Thursday, August 17, 2006

Minute Philosophy with the Coffeehouse Crowd

There is an interesting discussion of early modern coffeehouses at "Crooked Timber." I couldn't help but think of Berkeley's Alciphron, or the Minute Philosopher. The four main characters of the dialogue are Euphranor, Crito, Alciphron, and Lysicles. Alciphron and Lysicles, the freethinkers or 'strongheads' (whence Alciphron derives his name), are champions of a certain sort of coffeehouse philosophy; they advocate it, and the freethinking it involves, as the wave of the future. The two are very different; Alciphron loftily insists that atheists are more moral than Christians, while Lysicles, the hotheaded hedonist, argues that morals are for stupid people, and that it's obvious that we are all economically benefitted by vice. Throughout the work Berkeley satirizes the freethinking of the coffeehouses (with which he was very familiar from his London days with Richard Steele and Jonathan Swift), which he prefers to call 'minute philosophy'. Lysicles continually makes outrageous claims he can't defend rationally (and when called on it, insists that he doesn't have to defend them rationally); Alciphron, much more sober and philosophical in nature, is given to rather funny rhetorical outbursts in which his rhetoric overtakes his reasoning (they often begin with apostrophes like, 'O Justice! O Truth!'). Euphranor and Crito, in a sign of the excellence of Berkeley's literary skills, have very different personalities despite defending the same side -- Euphranor is consistently the simple, self-taught Platonist coming into his first contact with these odd but interesting 'strongheads', while Crito has dealt with their kind time and again, to the point of exasperation, and is always more cynical and mocking in his assessment of them. Throughout the dialogue, of course, the minute philosophers are outmaneuvered by Euphranor and Crito, in part because the latter see right through the coffeehouse tactic that Berkeley mocks most mercilessly: the freethinkers advocate freethinking almost entirely by demanding, without argument, that you only think one way (their way, of course).

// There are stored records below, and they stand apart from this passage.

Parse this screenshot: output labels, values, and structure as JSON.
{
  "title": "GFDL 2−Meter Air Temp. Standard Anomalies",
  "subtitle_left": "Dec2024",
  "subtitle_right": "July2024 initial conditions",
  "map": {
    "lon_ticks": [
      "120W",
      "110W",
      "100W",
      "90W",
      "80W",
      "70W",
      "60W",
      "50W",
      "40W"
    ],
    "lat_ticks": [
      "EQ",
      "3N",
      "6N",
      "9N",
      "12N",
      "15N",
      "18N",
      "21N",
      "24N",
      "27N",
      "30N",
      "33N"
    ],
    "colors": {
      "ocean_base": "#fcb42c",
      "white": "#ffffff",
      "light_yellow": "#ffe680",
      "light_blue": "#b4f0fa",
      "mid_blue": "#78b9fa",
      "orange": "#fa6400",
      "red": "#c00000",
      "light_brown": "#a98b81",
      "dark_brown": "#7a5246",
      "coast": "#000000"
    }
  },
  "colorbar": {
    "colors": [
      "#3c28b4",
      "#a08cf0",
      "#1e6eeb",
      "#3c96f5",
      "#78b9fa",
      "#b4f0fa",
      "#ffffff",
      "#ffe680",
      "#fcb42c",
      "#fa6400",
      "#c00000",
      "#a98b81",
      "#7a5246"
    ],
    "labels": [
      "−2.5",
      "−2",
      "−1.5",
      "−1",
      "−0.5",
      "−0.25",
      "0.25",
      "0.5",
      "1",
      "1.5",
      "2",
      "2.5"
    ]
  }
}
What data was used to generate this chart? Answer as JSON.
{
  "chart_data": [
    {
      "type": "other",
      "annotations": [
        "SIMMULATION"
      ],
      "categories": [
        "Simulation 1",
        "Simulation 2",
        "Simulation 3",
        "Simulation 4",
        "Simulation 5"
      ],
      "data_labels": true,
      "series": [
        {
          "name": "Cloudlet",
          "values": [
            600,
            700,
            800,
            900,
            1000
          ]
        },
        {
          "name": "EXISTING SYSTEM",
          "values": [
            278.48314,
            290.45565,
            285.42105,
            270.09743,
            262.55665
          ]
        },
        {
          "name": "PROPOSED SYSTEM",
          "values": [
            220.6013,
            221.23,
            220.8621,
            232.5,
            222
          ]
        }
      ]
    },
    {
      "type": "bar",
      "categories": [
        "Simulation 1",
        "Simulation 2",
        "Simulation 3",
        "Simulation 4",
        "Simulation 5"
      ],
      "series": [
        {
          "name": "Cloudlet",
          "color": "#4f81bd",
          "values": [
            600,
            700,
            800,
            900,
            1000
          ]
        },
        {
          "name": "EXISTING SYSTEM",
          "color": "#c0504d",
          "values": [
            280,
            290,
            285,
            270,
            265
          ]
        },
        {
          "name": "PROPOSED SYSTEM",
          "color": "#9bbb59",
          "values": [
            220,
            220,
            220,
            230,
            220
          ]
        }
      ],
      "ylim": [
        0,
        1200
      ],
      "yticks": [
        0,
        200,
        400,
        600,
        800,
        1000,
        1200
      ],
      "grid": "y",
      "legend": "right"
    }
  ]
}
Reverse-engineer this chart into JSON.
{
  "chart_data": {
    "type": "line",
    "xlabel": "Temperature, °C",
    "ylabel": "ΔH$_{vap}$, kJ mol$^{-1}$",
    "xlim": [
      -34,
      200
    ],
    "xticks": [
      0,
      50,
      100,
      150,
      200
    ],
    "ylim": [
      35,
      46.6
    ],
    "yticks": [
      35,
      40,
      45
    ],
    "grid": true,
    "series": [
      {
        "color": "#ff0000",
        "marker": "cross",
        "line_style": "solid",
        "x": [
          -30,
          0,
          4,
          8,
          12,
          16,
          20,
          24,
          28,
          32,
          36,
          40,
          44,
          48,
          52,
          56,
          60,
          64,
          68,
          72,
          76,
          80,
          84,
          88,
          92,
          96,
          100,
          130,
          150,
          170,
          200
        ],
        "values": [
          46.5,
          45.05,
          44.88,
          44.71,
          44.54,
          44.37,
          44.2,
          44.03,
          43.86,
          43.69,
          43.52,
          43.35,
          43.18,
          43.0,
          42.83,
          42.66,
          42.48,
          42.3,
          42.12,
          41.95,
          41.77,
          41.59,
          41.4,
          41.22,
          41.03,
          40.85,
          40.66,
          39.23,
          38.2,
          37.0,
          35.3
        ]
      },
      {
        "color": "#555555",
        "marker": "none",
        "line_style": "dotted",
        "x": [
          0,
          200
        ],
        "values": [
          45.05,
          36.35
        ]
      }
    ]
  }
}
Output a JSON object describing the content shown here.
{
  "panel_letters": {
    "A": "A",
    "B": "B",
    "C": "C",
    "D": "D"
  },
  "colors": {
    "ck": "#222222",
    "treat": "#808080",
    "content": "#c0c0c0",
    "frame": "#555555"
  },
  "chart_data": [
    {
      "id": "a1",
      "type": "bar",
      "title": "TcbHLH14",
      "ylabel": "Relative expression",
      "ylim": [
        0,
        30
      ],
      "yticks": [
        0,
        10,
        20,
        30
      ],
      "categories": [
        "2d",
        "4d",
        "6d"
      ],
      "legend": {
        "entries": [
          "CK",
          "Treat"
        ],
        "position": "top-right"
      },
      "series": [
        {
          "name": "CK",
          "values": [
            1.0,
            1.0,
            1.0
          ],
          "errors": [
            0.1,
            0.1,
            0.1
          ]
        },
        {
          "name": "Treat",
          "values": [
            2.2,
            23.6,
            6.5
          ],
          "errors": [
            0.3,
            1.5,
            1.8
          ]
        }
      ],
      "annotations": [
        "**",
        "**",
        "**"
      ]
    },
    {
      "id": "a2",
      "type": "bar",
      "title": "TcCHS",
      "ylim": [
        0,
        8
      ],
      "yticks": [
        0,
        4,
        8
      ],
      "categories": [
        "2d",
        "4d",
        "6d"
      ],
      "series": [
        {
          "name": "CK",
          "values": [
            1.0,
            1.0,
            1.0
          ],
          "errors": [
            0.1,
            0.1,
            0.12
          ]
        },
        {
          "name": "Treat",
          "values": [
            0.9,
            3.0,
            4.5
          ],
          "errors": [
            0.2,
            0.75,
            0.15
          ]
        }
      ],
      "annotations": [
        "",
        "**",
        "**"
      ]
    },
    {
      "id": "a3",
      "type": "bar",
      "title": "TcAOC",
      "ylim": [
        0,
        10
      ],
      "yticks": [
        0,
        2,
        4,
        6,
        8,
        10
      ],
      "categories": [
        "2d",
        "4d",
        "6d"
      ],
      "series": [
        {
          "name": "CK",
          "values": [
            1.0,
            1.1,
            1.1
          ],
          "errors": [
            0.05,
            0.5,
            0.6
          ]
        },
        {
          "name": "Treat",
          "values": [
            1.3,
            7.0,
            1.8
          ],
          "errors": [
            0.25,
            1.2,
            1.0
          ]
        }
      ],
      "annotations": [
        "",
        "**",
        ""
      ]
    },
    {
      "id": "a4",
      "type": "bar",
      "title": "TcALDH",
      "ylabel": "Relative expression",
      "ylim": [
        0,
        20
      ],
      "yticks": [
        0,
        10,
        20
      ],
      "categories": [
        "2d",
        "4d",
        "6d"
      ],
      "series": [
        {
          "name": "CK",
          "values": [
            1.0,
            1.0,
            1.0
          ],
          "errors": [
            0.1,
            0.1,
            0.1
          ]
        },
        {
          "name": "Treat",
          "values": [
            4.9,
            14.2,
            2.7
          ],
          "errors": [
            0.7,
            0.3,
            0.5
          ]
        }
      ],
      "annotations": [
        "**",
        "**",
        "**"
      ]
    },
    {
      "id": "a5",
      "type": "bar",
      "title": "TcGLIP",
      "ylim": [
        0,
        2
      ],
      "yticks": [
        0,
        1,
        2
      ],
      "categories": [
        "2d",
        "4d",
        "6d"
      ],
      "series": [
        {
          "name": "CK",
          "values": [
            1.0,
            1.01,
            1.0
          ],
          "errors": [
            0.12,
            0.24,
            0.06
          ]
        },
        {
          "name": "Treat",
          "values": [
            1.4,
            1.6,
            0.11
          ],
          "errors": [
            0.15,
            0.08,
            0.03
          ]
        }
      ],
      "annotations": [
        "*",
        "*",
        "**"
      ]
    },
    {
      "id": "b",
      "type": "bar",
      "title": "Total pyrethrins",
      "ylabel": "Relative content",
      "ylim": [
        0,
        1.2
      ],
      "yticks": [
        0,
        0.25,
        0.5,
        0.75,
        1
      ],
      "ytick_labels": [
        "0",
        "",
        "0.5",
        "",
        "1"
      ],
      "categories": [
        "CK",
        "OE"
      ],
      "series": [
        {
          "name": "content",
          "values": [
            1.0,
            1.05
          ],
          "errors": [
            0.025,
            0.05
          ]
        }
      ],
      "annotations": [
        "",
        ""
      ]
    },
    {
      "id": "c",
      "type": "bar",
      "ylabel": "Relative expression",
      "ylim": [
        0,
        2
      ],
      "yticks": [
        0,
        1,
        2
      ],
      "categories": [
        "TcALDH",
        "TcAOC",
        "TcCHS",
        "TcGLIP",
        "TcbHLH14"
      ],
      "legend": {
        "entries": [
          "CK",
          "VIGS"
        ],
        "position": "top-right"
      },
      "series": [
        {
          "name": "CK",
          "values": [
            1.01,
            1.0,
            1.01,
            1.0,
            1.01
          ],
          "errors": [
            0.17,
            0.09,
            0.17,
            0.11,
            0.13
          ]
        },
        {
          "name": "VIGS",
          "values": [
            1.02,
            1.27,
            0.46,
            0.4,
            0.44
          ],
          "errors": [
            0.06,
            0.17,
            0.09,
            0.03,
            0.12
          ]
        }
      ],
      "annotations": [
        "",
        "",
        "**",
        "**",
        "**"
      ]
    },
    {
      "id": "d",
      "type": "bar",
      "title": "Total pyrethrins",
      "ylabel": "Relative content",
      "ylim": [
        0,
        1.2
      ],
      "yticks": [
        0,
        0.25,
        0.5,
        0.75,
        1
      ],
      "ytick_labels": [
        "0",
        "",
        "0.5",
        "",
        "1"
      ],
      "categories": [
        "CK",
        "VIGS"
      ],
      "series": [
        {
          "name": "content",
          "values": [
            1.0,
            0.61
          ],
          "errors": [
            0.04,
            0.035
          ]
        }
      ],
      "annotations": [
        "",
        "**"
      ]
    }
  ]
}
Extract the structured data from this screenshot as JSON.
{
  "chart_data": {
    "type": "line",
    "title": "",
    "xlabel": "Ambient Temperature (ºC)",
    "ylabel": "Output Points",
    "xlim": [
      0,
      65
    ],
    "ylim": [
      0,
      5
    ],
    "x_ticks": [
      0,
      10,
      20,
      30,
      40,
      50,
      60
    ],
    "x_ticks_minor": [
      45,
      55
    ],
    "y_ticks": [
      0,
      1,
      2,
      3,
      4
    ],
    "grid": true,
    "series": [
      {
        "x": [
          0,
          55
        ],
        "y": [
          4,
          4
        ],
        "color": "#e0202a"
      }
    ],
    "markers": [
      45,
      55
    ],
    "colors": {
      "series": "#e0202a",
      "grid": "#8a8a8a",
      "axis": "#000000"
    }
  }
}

But it's also worth noting that Berkeley's mockery of coffeehouse philosophy is based on his own experience; he heard the coffeehouse freethinkers himself, and it was this that convinced him that their written works hid a more anarchic and destructive agenda that needed to be fought. It's not that he despises coffeehouses, or even coffeehouse discussion; it's that he thinks there is a trend in which people are pontificating on matters that they've never taken the time to research or think about carefully -- the ultimate temptation of coffeehouse discourse. As a result there's a lot of quibbling over minute details, a lot of rhetorical bombast posing as argument, and more concern for being clever than for finding the truth. It's this that he can't stand about the minute philosophy he found among the coffeehouse crowd. So we should perhaps avoid taking an either/or position here. It's not that coffeehouses were wondrous marvels of sophisticated rational discourse; nor is it that they were simply useless gossip mills filled with vulgarity and bombastic punditry. Here, as always, the danger is in not trying to find the happy medium.